The newest Ring cycle, by the New York Metropolitan Opera, is -- something else. Something exquisite, but also in a way opera rarely is: something that speaks not only to the opera lover but also to those who yearn for experiences with some depth to them.

I did not see it in person. I can see where that experience would be very different. Parts of what I saw may definitely have been improved by the high-definition feed: and I must wonder if future productions will always be designed with an eye to the filming and the feed. One thing the sound balance was not able to filtre out entirely was the sound of a 25-ton set re-adjusting: and that too would have been more noticeable in future.
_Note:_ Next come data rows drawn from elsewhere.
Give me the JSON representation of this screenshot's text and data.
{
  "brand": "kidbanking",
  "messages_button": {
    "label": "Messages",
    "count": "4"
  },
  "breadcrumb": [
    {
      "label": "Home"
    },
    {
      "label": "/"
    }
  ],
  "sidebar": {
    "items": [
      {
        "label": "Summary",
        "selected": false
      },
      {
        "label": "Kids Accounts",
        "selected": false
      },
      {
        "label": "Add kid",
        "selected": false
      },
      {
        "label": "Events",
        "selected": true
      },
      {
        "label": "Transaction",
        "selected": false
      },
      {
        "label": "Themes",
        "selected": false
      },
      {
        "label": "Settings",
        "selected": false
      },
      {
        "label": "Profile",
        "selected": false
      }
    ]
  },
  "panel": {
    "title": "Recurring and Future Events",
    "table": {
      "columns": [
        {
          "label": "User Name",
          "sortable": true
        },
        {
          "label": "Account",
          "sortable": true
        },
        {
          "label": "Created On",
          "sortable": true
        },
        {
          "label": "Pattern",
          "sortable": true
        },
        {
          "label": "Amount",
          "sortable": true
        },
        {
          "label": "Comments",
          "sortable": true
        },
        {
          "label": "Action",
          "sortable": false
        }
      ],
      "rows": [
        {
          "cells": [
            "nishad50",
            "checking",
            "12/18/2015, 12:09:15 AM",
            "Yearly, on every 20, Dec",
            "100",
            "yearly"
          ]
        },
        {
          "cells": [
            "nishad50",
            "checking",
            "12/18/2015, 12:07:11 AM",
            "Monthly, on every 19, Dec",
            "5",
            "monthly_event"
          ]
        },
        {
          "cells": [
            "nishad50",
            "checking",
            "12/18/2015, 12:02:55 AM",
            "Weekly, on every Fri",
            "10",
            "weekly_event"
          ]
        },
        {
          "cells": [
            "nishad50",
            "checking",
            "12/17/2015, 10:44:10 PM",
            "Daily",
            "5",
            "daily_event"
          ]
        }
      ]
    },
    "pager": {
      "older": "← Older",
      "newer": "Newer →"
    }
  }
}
I cannot speak of the voice quality of this singer or that. I do not have that kind of expertise. I know only that in what I heard, I have no complaints: but I also recognise that this too may be a function of sound balancing. Other reviews have different opinions.

At times, reading those other opinions felt like a war of the traditionalists vs. the innovators: except that each seems to want nothing less than a completely traditional performance or a complete innovation with no traditional elements whatsoever. Some liked the innovative set, others hated it: but each wanted more of the same direction in the entire production. (All wished the set could be made more soundless.) For the traditionalists, the old static sets should have been brought back in their entirety. For the innovators, costuming that created the illusion of ancient epic was too traditional. Ironically, many of those who complained that the set did not show enough (eg. Valhalla, suggested rather than shown by the rainbow bridge) also complained in different places that the set showed too much. If the ransom hides Freya from the giants' perspective, must it hide Freya from the audience as well?
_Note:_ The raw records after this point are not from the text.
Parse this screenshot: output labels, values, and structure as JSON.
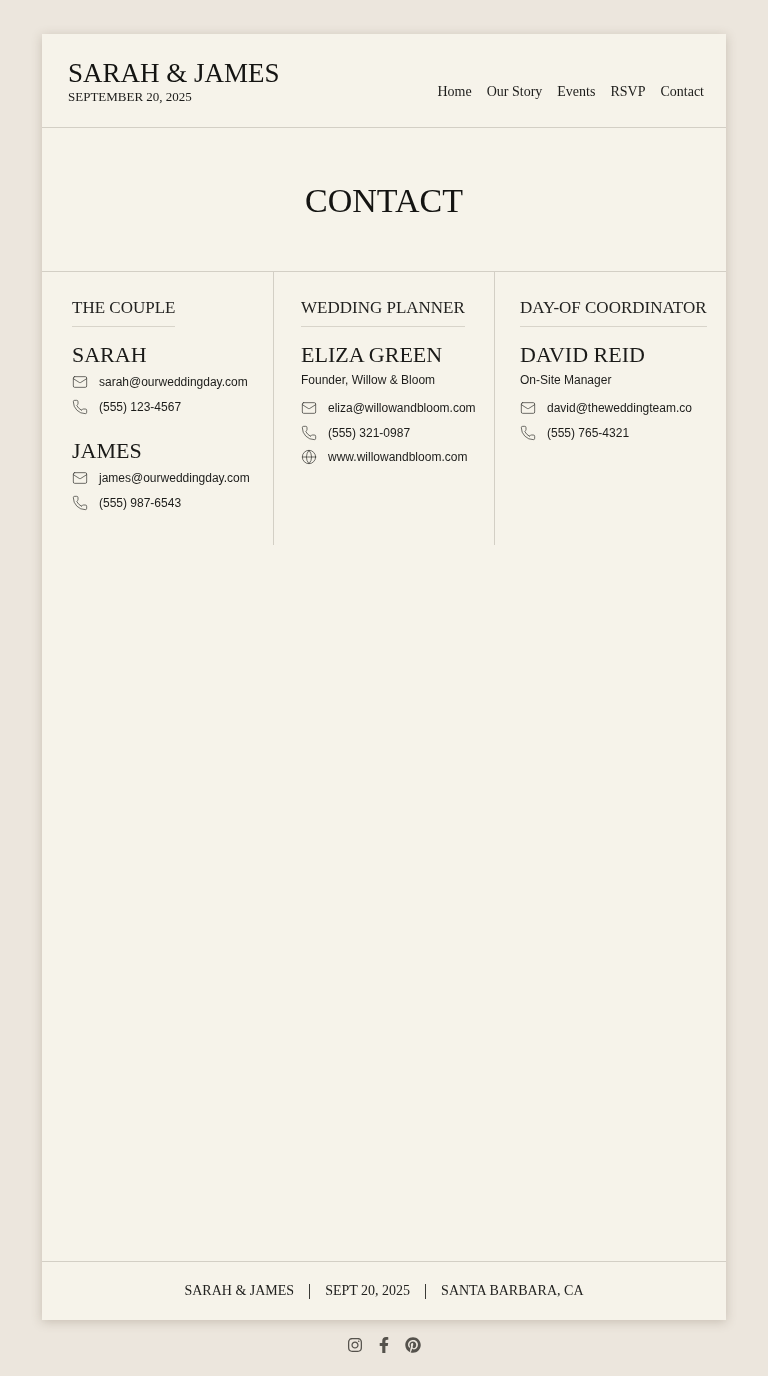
{
  "header": {
    "title": "SARAH & JAMES",
    "date": "SEPTEMBER 20, 2025",
    "nav": [
      "Home",
      "Our Story",
      "Events",
      "RSVP",
      "Contact"
    ]
  },
  "page_title": "CONTACT",
  "columns": [
    {
      "heading": "THE COUPLE",
      "people": [
        {
          "name": "SARAH",
          "contacts": [
            {
              "kind": "email",
              "text": "sarah@ourweddingday.com"
            },
            {
              "kind": "phone",
              "text": "(555) 123-4567"
            }
          ]
        },
        {
          "name": "JAMES",
          "contacts": [
            {
              "kind": "email",
              "text": "james@ourweddingday.com"
            },
            {
              "kind": "phone",
              "text": "(555) 987-6543"
            }
          ]
        }
      ]
    },
    {
      "heading": "WEDDING PLANNER",
      "people": [
        {
          "name": "ELIZA GREEN",
          "role": "Founder, Willow & Bloom",
          "contacts": [
            {
              "kind": "email",
              "text": "eliza@willowandbloom.com"
            },
            {
              "kind": "phone",
              "text": "(555) 321-0987"
            },
            {
              "kind": "web",
              "text": "www.willowandbloom.com"
            }
          ]
        }
      ]
    },
    {
      "heading": "DAY-OF COORDINATOR",
      "people": [
        {
          "name": "DAVID REID",
          "role": "On-Site Manager",
          "contacts": [
            {
              "kind": "email",
              "text": "david@theweddingteam.co"
            },
            {
              "kind": "phone",
              "text": "(555) 765-4321"
            }
          ]
        }
      ]
    }
  ],
  "footer": {
    "items": [
      "SARAH & JAMES",
      "SEPT 20, 2025",
      "SANTA BARBARA, CA"
    ]
  }
}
Especially, the reviewers this time seemed caught with their backs against the wall in an end-stage holding action against the epic. Many noted that this production would appeal to those who enjoy epic films: as though that were a mark against it.

Oddest to me was the assumption that the production ought to "say" something. It has been the fashion for many years now for theatre circles to re-interpret productions through costuming, setting, even selected editing to give this message and reject that message. Some pieces lend themselves to such ambiguity. One of the beautiful open questions of Evita is whether Juan PerĂ³n truly loves his mistress or simply uses her.

Yet Wagner's Ring cycle can stand quite firmly on its own themes, without any need to drag in outside metaphors. Wagner's Ring grants power at a cost. This is something which simply is. To forge the gold into the Ring, Alberich must give up love. For those who would wish to possess the Ring after it was taken from Alberich, they must accept his curse along with the power. There is no inherent imperative or morality within that basic truth, unless we wish to create one.

When left to its own devices: what we see in a Ring which tries to stay clear of such imperative or morality is what we bring to it. Should we then complain that the production does not show what we think it should show?

The one thing that has always stood out to me when I listen to the Ring cycle -- the one thing that no one else ever seems to mention -- is its striking similarity to the plotline and themes of The Lord of the Rings.

This Ring will be the first to have been produced in its entirety since Peter Jackson completed his film version of LotR, and the set and light work and even the costumes definitely evoked some of LotR's camera work and costuming. When Wotan and Loge descend into Niflheim: that dizzying "vertical" illusion stands up astoundingly well against the LotR camera swoop from Gandalf's lofty prison down to the mining depths. If the similarity is deliberate: perhaps this Ring says much more than we think it does.

For myself: I can say only that the New York Metropolitan's production of Die Rheingold held me spellbound from beginning to end and for many hours after, when my thoughts drifted back to what I had just experienced. Avatar cannot hold a candle to that.